El salmista reconoce que solo el pueblo que confía en el Dios verdadero es bienaventurado, es afortunado.
Y es que la verdadera felicidad, la genuina plenitud está en conocer al verdadero Dios.
En el mundo y en el corazón humano hay muchos ídolos, pero ninguno de ellos es Dios; pues Dios es solo uno, el que hizo toda la creación, incluyéndonos a nosotros.

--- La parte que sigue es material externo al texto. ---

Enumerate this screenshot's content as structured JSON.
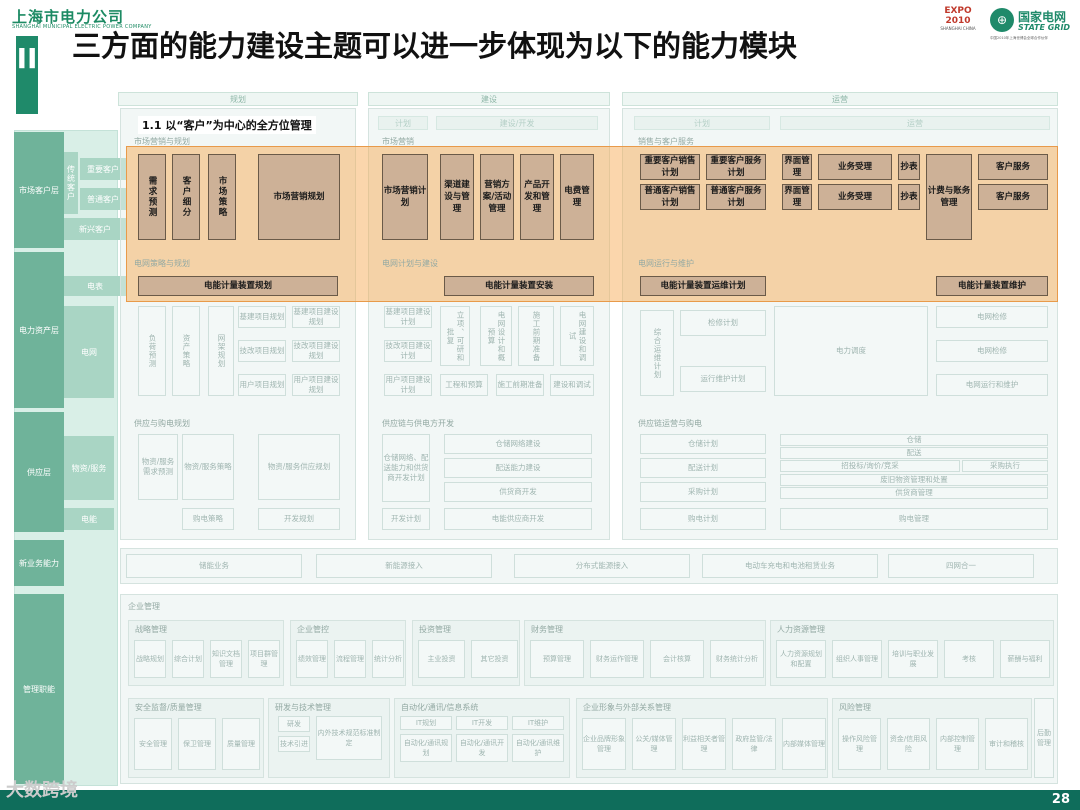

Hay muchas cosas en el mundo que parecieran dar la felicidad, la fortuna, pero la verdadera dicha se encuentra en el Dios verdadero y en conocerle.
El Dios verdadero, el de la Biblia, se ha manifestado al ser humano y se dio a conocer en la persona de Cristo, quien es Dios mismo, en quien solo podemos ser perdonados y salvados por la fe en él, quien derramó su vida hasta la muerte en expiación por nuestro pecado; y que resucitó al tercer día conforme a las Escrituras; y él vive hoy, y volverá nuevamente para juzgar a vivos y muertos (2 Timoteo 4:1).
¿Quién es tu Dios? ¿Eres bienaventurado? Porque la verdadera bienaventuranza está en tener al Dios de la Biblia como nuestro Dios. La verdadera felicidad está en conocerle a él, en relacionarnos con él.
La verdadera fortuna, la auténtica felicidad y eterna, está en el Dios eterno, como lo reconoció el rey David, -quien fue el rey de la nación de Israel-, y escribió el Salmo 144, que es bienaventurado el pueblo que tiene a Jehová como Dios.